Accogliamo la sfida!

Piccoli gesti per un grande degrado

25 Marzo 2017

di Emanuele Tanzilli –

Parlare d’illegalità non sempre vuol dire soffermarsi sulle grandi questioni che turbano una popolazione, o l’umanità nel suo complesso. La criminalità organizzata, con la sua tentacolare impalcatura di attività e la sua pervasiva presenza in ogni anfratto della società, è un cancro di cui il più delle volte si riesce appena a scalfire la superficie.

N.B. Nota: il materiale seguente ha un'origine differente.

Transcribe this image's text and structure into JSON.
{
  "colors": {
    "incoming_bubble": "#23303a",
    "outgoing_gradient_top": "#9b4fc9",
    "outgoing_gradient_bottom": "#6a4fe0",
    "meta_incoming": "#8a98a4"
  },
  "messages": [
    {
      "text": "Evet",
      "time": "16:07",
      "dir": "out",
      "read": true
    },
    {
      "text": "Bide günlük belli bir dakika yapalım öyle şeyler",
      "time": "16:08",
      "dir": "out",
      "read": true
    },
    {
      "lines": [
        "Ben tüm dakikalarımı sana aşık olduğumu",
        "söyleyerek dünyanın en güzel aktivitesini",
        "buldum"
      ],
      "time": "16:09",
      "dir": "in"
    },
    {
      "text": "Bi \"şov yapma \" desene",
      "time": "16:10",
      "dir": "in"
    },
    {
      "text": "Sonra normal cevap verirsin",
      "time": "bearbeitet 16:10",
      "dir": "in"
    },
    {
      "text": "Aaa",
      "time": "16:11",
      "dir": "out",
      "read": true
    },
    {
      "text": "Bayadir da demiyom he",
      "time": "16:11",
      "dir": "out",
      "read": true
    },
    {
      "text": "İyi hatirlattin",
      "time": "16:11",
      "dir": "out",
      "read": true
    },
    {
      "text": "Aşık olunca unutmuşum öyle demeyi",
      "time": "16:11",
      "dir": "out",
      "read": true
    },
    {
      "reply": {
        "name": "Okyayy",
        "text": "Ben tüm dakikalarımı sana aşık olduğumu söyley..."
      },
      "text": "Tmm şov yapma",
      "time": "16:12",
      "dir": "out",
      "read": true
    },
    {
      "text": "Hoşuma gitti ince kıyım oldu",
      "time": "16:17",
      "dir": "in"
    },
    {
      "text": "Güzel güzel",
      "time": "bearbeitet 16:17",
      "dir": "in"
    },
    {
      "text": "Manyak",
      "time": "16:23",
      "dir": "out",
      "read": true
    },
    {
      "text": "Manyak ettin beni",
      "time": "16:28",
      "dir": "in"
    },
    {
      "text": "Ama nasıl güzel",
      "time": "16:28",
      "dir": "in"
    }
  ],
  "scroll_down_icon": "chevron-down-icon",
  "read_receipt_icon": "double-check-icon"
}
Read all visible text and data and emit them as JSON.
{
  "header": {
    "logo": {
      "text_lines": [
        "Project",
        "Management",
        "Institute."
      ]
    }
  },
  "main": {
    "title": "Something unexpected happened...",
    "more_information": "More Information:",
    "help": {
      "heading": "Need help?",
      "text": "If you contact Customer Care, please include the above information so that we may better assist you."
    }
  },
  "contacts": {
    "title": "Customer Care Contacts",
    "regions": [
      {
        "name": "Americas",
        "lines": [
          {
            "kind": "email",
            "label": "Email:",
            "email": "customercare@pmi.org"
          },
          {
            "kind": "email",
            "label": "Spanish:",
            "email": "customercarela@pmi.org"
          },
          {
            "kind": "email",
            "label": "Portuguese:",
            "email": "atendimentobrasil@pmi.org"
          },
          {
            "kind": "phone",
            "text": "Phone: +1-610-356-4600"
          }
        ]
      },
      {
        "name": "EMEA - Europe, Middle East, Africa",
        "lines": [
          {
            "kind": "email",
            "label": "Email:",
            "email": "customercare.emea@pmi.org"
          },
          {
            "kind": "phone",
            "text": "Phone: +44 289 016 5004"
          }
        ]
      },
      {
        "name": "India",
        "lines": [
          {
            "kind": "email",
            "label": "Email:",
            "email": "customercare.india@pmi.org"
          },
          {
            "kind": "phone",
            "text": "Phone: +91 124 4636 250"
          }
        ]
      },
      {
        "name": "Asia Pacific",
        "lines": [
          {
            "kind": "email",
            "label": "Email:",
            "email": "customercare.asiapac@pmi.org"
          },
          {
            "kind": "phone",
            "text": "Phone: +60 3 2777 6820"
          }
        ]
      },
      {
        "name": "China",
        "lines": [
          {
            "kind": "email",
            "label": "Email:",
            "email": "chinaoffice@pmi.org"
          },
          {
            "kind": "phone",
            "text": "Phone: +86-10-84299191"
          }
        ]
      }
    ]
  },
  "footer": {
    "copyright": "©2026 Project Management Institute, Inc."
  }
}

Ma la malattia si manifesta anche con altri sintomi, talvolta meno evidenti e non per questo meno pericolosi, proprio perché subdoli, poco appariscenti, e spesso ignorati. Quanti, dunque, reagirebbero con una smorfia ascoltando una frase come “siamo tutti illegali”? Perché in sostanza è un male che affligge un po’ tutti, in misure e con modalità differenti; ma, come una malattia rimane sconosciuta fino alla visita di un medico, così questo rimane sconosciuto alla coscienza fino ad una riflessione approfondita e soprattutto obiettiva.

Non si tratta semplicemente di vivere nel rispetto delle leggi, o in completo spregio di esse. La storia c’insegna come possano esistere anche leggi sbagliate – basti pensare alle leggi razziali promulgate in Italia dal regime fascista nel 1938, o all’apartheid sudafricano rimasto in vigore fino al 1990 – e che dunque altri valori come il buonsenso, il rispetto del prossimo, l’equità sociale e la giustizia debbano guidare il nostro comportamento.

Legittimo chiedersi: è davvero così? A giudicare dai fatti, parrebbe di no. Vi è infatti una miriade di comportamenti, nella nostra vita quotidiana, che fanno ormai quasi parte dell’istinto, per cui vengono ripetuti meccanicamente senza che neppure ce ne accorgiamo. Gesti piccoli, quasi insignificanti agli occhi del singolo: dal parcheggio in doppia fila al mozzicone gettato in terra, dallo scontrino non emesso al biglietto non obliterato… Insomma, per dirla con una battuta, nessuno di noi cammina “con l’aureola in testa”.

Ma anche queste piccolezze meritano un approfondimento: ciò che è più evidente e lampante è che quel che appare un’inezia, se paragonato ad una sola persona, diventa invece un gigantesco problema, se rapportato alla collettività intera. Come ogni oceano è fatto di gocce, purtroppo anche l’illegalità si nutre di piccole azioni che, nel loro complesso, diventano criticità sul territorio; immaginate se tutte le persone del mondo si radunassero in un solo luogo, e ognuna di loro gettasse in terra una cartaccia: saremmo sommersi dalla sporcizia fino a non respirare più.

Si tratta di problemi che non emergono, proprio perché invisibili, almeno fino a quando non si raggiungono situazioni-limite, e questo ne rappresenta la loro pericolosità più esplosiva: l’indifferenza. Purtroppo, viviamo nell’epoca dell’indifferenza e dell’egoismo, e ciò che non fa scalpore non riceve più che pochi secondi di attenzione al massimo. Nel darvi appuntamento alla prossima settimana, per un ulteriore considerazione sull’argomento, vi lascio con questa celebre provocazione di Antonio Gramsci del 1917:

“Odio gli indifferenti. Credo che vivere voglia dire essere partigiani. Chi vive veramente non può non essere cittadino e partigiano. L’indifferenza è abulia, è parassitismo, è vigliaccheria, non è vita. Perciò odio gli indifferenti. Alcuni piagnucolano pietosamente, altri bestemmiano oscenamente, ma nessuno o pochi si domandano: se avessi fatto anch’io il mio dovere, se avessi cercato di far valere la mia volontà, sarebbe successo ciò che è successo? Odio gli indifferenti anche per questo: perché mi dà fastidio il loro piagnisteo da eterni innocenti. Chiedo conto a ognuno di loro del come ha svolto il compito che la vita gli ha posto e gli pone quotidianamente, di ciò che ha fatto e specialmente di ciò che non ha fatto. E sento di poter essere inesorabile, di non dover sprecare la mia pietà, di non dover spartire con loro le mie lacrime.”

Naturalmente noi non condividiamo il sentimento di odio nei confronti di nessuna categoria, ma ci impegneremo sempre affinché tutti insieme si possa migliorare.